Mit der Wahl der Themen und der Art des Gesprächsforums soll ein Austausch ermöglicht und angeregt werden, der zu einem besseren gegenseitigen Verständnis der einzelnen (Teil-)Rechtsordnungen und der gerichtlichen Praxis beitragen kann.
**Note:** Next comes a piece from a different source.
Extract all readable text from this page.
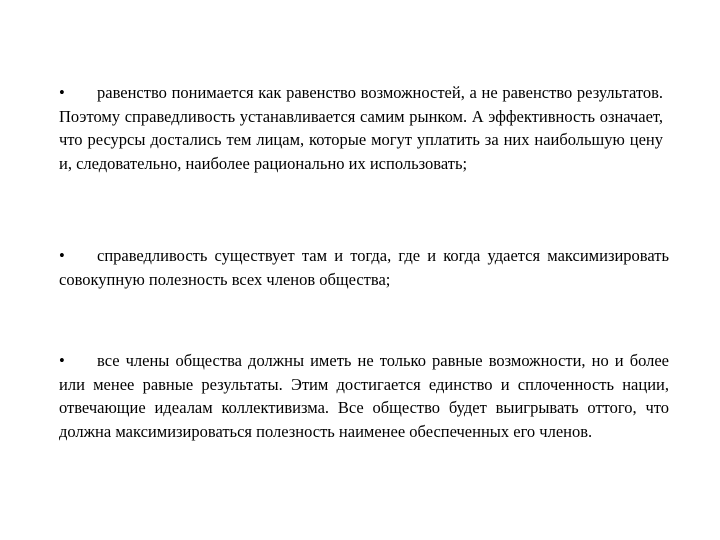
• равенство понимается как равенство возможностей, а не равенство результатов. Поэтому справедливость устанавливается самим рынком. А эффективность означает, что ресурсы достались тем лицам, которые могут уплатить за них наибольшую цену и, следовательно, наиболее рационально их использовать;

• справедливость существует там и тогда, где и когда удается максимизировать совокупную полезность всех членов общества;

• все члены общества должны иметь не только равные возможности, но и более или менее равные результаты. Этим достигается единство и сплоченность нации, отвечающие идеалам коллективизма. Все общество будет выигрывать оттого, что должна максимизироваться полезность наименее обеспеченных его членов.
Die Erfahrungen, aus denen die Gerichte in ihrer mehr oder weniger langen, oft wechselvollen Geschichte schöpfen, sind für den HGVV eine wertvolle Ressource und können noch wirksamer genutzt werden, wenn sie im Gespräch geteilt, erläutert, hinterfragt und gemeinsam mit Rechtswissenschaftlern und Rechtswissenschaftlerinnen reflektiert werden.

Der Austausch über gemeinsame Herausforderungen und mögliche Lösungsansätze gehört ebenso zu den Zielsetzungen des HGVV wie die Schärfung des Bewusstseins für Anfechtungen und Gefährdungen der Effektivität und Unabhängigkeit der  Verfassungsgerichtsbarkeit.